England deserve credit for defensive performances at Euro 2020
EURO 2008 failed to qualify. The 2010 World Cup won in the group although it failed to beat the United States or Algeria. Euro 2012, dominated the group, but drew with France and conceded two goals to Sweden. 2014 World Cup, before the last group match after losing the first two matches. Euro 2016 finished second in the group behind Wales after failing to beat either Russia or Slovakia. 2018 World Cup, group runner-up after losing to Belgium.
Six majors, five quite underwhelming English performances in the group stage plus a competition when they were so bad they weren’t even there. The exception, perhaps, is the last World Cup, when the group’s loss to Belgium came with a very different team. Even then, England only had to beat Tunisia and Panama to qualify.
In the last day or so, an error seems to have been created that England have become a team that waltzes through the group stages of the European Championships and World Cups before taking off in the round of 16 of the tournament. The second half of this description undoubtedly rings true. But the first part just doesn’t stand up to scrutiny.
Finishing at the top of a tournament group with seven out of nine points, and without conceding a goal, is not something an England side have consistently achieved in the past. So while it is fair to raise concerns about the progress of Gareth Southgate’s side to Euro 2020 at this point, some of the stories that have unfolded over the past 24 hours have been downright ludicrous.
“Sack Southgate, he doesn’t know what he’s doing.” Well, given that his team just won his group, he clearly does. “England are a shame, they are the worst team in the tournament.” Try saying that to Scotland, who celebrated so madly after last Friday’s goalless draw but won’t make the round of 16. “I have never seen an England team play less exciting football.” Did you watch the 0-0 draw with Algeria in Cape Town or the 0-0 draw with Costa Rica in Belo Horizonte?
Obviously, England’s attack hasn’t been as exciting as one might have hoped, and as they move towards the bottom 16 they’re going to have to become more precise and efficient in the last third. Despite everything he showed on Tuesday, getting Harry Kane to fire again at full speed remains a major challenge.
There was a marked improvement in the overall pace of England’s attack for the first half hour of the Czech game, with the selection of Bukayo Saka adding pace and energy in the wide positions and the presence of Jack Grealish providing the Southgate squad with a creative presence capable of spinning the Czech defense and threading the balls past the four defenders.
England were most impressive at the other end of the pitch, a scenario that didn’t seem particularly likely before the tournament began. It’s not just that England haven’t conceded a goal in their first three games which has been particularly impressive in their time in the group stage, it’s the fact that they barely let go. pass an opportunity in three games.
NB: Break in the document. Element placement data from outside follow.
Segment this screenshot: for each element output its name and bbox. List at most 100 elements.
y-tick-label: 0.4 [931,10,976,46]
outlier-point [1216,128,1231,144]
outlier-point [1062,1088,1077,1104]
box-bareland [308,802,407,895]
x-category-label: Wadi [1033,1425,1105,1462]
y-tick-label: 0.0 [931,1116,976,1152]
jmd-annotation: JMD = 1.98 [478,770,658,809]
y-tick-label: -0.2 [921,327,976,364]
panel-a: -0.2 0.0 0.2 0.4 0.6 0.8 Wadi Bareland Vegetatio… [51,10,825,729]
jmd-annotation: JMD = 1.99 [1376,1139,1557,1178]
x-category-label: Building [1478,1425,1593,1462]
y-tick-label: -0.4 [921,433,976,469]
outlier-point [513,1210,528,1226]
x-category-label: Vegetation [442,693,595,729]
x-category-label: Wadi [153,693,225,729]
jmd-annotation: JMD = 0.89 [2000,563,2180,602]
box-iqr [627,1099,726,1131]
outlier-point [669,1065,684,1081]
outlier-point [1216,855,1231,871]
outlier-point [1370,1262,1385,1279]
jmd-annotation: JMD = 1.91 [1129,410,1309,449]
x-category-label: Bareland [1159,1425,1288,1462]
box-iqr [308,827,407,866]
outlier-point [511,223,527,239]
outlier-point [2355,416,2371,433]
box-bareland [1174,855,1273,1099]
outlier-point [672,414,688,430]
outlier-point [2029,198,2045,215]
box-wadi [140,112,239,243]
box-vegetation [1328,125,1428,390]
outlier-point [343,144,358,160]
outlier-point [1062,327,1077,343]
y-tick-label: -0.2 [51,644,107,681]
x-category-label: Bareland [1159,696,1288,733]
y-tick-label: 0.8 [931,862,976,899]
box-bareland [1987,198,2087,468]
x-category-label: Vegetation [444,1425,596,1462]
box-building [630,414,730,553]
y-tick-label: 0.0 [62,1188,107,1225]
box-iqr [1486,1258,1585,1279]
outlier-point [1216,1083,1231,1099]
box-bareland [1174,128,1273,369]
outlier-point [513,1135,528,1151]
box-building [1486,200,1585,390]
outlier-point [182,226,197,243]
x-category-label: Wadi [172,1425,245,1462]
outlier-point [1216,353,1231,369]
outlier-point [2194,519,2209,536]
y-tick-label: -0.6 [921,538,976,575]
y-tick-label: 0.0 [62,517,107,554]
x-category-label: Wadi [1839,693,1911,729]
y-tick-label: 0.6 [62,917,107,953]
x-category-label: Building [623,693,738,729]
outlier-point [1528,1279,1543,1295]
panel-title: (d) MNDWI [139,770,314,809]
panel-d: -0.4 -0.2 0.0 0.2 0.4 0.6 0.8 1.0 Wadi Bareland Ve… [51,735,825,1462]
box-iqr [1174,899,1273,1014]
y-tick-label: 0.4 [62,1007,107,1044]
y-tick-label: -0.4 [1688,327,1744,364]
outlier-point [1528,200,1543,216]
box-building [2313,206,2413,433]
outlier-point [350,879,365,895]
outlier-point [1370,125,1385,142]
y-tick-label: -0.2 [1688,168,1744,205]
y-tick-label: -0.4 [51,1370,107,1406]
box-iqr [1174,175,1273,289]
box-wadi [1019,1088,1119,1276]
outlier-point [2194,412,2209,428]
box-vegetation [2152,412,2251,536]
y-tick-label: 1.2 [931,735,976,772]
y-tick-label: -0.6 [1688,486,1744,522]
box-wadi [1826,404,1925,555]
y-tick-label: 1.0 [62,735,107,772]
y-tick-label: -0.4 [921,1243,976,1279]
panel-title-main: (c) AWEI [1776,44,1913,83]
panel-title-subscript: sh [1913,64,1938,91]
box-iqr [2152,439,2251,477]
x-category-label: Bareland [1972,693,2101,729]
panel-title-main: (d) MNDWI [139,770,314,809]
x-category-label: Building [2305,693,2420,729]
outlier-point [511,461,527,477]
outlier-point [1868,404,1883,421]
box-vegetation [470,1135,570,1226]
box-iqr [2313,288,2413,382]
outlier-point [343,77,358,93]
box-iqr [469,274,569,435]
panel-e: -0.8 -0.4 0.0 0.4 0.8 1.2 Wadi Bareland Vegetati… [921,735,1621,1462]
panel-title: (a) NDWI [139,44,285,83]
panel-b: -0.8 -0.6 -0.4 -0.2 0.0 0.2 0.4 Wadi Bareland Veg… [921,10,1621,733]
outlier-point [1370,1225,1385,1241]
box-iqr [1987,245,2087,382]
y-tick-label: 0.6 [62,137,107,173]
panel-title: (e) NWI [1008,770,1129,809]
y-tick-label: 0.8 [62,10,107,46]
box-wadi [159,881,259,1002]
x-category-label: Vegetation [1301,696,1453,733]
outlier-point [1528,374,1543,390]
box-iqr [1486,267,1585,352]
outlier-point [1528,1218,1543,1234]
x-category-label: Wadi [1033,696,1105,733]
Of course, you have to take into account the offensive limits of Croatia, Scotland and the Czech Republic, but England’s defense has been remarkably strong all the same. Jordan Pickford’s club form has been a major concern for most of last season, but the Wearsider hasn’t been wrong so far. John Stones was equally excellent, Tyrone Mings recovered superbly when needed in the first two matches and a new Harry Maguire returned on Tuesday night to mark Patrik Schick’s exit. Southgate’s double pivot in the defensive midfield may not be the most popular tactical ploy, but it offers England a level of tactical security that could be crucial on Tuesday.
While attacks can dazzle in the group stages, more often than not it is the defenses that determine the outcome of knockout matches. On this point, England approach the round of 16 in good shape.